You mentioned there's only one GPU in the environment, was there any GPU consumption or processes running on that GPU? Currently the GPU could be allocated to a client if the GPU is completely free:
https://github.com/Spico197/watchmen/blob/6b2456755b6fba91f21c86fec72815d90a05c794/watchmen/listener.py#L16-L18
Besides, was the client registered on the server successfully? You may find the relevant information in the printed log.
If you do have a while, we can connect regarding this. i really am looking forward to make contribution to this repo and add it to my thesis. so do let me know if you can spare some time for this. my email: [email protected]
Hey so How i am running your application is ,
Terminal-1. running the watchmen.server
Terminal-2. python single_card_mnist.py --id="single" --cuda=0 --wait --wait_mode="query"
Terminal-3. python single_card_mnist.py --id="single_schedule" --cuda=0 --wait --wait_mode="schedule"

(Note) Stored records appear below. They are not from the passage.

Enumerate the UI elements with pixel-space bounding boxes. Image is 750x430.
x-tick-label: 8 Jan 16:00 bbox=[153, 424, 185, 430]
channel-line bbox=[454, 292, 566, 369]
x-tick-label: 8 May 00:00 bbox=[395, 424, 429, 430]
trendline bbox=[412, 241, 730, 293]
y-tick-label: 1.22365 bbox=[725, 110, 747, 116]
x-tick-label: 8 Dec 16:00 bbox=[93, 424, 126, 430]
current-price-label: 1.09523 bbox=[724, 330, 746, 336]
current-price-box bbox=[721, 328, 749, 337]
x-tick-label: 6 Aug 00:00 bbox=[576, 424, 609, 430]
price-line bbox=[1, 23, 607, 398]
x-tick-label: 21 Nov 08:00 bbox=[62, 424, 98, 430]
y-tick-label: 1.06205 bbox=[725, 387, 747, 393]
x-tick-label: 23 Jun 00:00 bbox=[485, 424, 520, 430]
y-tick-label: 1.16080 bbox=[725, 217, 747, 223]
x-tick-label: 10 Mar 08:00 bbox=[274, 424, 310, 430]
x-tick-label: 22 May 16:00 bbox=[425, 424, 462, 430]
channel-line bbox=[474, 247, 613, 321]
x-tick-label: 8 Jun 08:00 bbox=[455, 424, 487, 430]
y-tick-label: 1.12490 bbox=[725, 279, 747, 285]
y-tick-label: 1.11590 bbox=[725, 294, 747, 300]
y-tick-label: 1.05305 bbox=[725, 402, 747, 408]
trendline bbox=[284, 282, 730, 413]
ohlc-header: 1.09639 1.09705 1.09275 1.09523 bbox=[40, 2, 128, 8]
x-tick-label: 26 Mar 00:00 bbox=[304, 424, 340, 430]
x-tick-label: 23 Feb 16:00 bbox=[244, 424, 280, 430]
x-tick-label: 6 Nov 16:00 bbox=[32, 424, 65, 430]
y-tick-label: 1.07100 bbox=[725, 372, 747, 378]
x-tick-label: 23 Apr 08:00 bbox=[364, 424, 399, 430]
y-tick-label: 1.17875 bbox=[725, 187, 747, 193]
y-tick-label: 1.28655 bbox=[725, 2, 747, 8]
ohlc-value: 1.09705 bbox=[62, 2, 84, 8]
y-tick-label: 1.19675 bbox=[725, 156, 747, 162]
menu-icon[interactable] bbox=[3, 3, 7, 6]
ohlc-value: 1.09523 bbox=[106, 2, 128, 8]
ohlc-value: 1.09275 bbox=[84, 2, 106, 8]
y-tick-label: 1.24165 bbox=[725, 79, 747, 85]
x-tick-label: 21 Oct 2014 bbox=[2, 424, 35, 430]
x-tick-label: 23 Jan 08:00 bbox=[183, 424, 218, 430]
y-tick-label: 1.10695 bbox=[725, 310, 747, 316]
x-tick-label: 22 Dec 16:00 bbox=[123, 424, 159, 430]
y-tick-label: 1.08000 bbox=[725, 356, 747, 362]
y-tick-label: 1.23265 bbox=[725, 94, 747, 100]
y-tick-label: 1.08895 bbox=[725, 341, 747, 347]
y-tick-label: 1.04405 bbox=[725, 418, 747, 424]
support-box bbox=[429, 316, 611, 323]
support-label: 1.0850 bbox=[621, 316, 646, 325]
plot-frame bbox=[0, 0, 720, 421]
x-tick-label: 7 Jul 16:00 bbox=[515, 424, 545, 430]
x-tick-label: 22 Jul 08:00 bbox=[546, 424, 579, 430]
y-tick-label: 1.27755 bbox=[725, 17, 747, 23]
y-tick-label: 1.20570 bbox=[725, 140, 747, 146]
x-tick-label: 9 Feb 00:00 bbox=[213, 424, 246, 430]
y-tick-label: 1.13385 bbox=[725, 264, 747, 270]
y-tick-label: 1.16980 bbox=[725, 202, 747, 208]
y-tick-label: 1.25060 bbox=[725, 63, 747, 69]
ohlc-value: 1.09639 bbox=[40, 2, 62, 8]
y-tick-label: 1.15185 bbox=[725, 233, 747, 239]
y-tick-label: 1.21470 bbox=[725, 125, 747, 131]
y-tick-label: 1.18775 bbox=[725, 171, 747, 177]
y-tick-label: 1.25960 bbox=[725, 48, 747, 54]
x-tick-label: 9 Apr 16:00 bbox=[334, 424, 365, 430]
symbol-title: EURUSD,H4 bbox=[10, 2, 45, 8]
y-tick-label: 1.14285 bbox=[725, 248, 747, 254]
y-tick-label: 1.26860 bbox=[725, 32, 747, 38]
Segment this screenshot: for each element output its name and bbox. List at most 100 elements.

so when i run all the above 3 terminals
it stays in that state for a while even after when the terminal says the training is completed and final accuracy is given and after quite a while, the another terminal's processing is starting. (I presume there is a duplicate process being created.) the same happens for the other terminal as well. a duplicate process being triggered is what i assume. correct me if im wrong but the front end is not being updated even the terminal says the training is completed.

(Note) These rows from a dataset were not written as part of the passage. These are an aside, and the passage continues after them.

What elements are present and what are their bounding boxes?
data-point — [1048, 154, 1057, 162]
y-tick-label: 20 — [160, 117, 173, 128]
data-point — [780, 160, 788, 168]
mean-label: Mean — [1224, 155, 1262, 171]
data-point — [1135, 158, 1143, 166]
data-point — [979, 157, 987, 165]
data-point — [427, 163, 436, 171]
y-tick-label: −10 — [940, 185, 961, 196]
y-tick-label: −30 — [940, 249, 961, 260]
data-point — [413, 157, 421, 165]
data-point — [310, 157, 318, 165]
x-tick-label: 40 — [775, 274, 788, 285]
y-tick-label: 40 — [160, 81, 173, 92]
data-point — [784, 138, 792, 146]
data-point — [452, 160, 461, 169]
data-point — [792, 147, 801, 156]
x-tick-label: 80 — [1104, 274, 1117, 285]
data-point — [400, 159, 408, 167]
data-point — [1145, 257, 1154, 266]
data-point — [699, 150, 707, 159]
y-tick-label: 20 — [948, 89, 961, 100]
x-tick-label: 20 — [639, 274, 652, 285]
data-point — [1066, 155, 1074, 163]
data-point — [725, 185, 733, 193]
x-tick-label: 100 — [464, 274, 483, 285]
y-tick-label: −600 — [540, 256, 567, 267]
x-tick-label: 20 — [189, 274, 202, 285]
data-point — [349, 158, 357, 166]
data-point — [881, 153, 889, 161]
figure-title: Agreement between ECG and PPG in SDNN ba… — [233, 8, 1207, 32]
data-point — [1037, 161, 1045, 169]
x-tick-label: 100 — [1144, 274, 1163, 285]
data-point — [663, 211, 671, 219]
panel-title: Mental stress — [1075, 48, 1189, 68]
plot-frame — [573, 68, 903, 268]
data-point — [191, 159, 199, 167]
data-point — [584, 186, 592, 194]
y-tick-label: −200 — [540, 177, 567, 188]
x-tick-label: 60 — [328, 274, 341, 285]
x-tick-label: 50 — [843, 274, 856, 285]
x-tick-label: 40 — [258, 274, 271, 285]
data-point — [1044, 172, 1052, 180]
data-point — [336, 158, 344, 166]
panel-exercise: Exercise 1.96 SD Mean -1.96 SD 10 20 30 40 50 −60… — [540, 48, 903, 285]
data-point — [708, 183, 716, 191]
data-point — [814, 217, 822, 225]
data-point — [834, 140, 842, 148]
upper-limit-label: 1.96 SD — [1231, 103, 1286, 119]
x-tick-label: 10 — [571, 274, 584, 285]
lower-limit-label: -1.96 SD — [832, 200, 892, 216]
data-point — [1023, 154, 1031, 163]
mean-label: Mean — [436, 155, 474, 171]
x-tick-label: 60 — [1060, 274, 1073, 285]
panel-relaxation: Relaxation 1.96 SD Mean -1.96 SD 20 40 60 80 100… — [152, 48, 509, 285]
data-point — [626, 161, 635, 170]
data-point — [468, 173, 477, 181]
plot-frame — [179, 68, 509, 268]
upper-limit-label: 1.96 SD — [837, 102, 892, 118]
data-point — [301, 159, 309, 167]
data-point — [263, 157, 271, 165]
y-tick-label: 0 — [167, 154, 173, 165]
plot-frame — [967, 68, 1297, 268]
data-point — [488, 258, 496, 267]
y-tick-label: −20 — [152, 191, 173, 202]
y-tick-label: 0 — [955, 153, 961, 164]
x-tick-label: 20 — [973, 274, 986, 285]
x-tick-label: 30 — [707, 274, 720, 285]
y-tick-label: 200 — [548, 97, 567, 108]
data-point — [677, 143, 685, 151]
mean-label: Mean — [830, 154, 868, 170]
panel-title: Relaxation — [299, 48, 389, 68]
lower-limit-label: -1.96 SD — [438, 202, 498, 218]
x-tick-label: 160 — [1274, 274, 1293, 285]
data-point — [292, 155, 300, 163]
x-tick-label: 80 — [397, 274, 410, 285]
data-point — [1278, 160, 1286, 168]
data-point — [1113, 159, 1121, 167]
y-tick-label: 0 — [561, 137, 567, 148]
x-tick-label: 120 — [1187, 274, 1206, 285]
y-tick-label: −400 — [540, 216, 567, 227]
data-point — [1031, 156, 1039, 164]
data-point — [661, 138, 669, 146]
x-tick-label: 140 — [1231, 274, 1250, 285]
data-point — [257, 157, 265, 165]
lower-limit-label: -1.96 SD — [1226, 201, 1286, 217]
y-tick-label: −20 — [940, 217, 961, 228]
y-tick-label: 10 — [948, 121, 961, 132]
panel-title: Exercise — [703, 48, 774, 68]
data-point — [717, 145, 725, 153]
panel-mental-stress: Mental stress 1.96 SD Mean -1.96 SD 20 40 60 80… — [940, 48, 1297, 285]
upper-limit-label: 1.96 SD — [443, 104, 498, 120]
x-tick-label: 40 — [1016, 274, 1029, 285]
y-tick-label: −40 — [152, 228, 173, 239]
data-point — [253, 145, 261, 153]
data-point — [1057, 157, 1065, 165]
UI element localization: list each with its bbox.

and also i would like to know more about the --wait-mode="queue" and --wait-mode="schedule" what difference does it make.
and hey i have no idea on the wait argument that you have mentioned in the Readme File. #
Hi there, thanks for your valuable feedback!

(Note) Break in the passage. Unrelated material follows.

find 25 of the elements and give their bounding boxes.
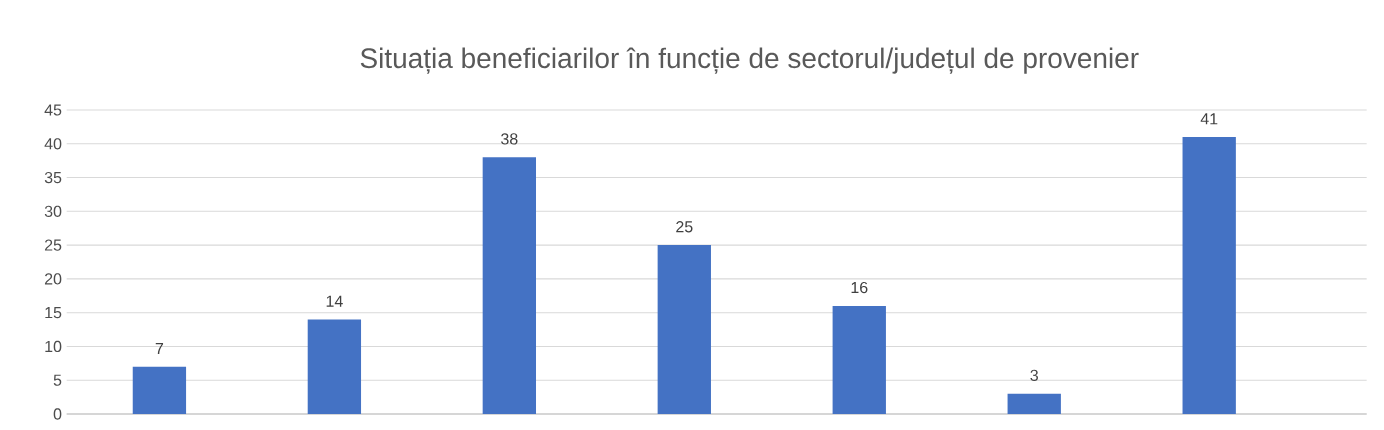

- Ideally, the server check GPU status every second and try to assign available GPUs to clients every 5 seconds. The client would ping the server every 10 seconds to see if there are available GPUs.
- Clients in
queuemode would wait until the specific GPU is free to use (here in the example,cuda:0). Clients inschedulemode may be assigned to another GPU (one GPU from 0, 2, and 3).
Test case 1: queue vs. shedule
Test case 2: queue and schedule on the same GPU
it stays in that state for a while even after when the terminal says the training is completed
I've understood what's going on from your point of view. You said the scheduling server would be still waiting even if the job had finished. However, a client is not designed or required to send a I'm finished signal to the server, so the server would wait until queue_timeout is triggered.
Here's why we need the queue_timeout mechanism: a job may take time to start (like downloading datasets, pretrained models, etc.), and the GPU is not occupied immediately when the job starts training. So we have to set a queue_timeout time to make sure the server could wait for the client to load models or datasets to GPU to indicate it's running. When a job is finished, the server would still be waiting for another queue_timeout (10 min in default), and this induces the time gap.
A possible solution to this may be adding another client status: RUNNING, so when the GPU is available back again with a job runned on that GPU, the server may skip the queue_timeout and directly assign the GPU to the next job.
Or maybe we could optimize the logic in watchmen/server/check_work.py to make an instant GPU assignment without waiting for queue time of the last job.
Thanks for your Great explantion and your time to test my scenario.
Some more queries from my side are,
- What scheduling have you implemented in the application
- I am so willing to test the application using multiple GPUs. (can you suggest a platform where you are running).
- Do you have multiple GPUs with your system or are you running the application in an Instance in AWS or any cloud.
- When i am running using the EC2 instance, the url opens(used Flask -NGrok). The url opens but the process are not reflected neither do the other details. instead i can see a red color Error with the empty table values.
Help me out with regards to this.
and hey, thanks once again for your time. Really Grateful !. Let me know if i can be of any help to you.
- While, the implementation is rather primitive here. It just loops and checks if the GPUs are available for a job.
https://github.com/Spico197/watchmen/blob/6b2456755b6fba91f21c86fec72815d90a05c794/watchmen/server.py#L252
2-3. I'm running the experiments with a local cluster in my lab. However, I suggest not to really rent GPUs from cloud providers if you care about the cost. You could hook some APIs in the functions below to build a testing environment, which is the least costly way to test new functions.
https://github.com/Spico197/watchmen/blob/6b2456755b6fba91f21c86fec72815d90a05c794/watchmen/server.py#L17-L22
- Do you mean the website UI is showing well, but the status is Error? That means the frontend is not connecting to the backend. You could try to
curl http://localhost:62333/apito test the connectivity.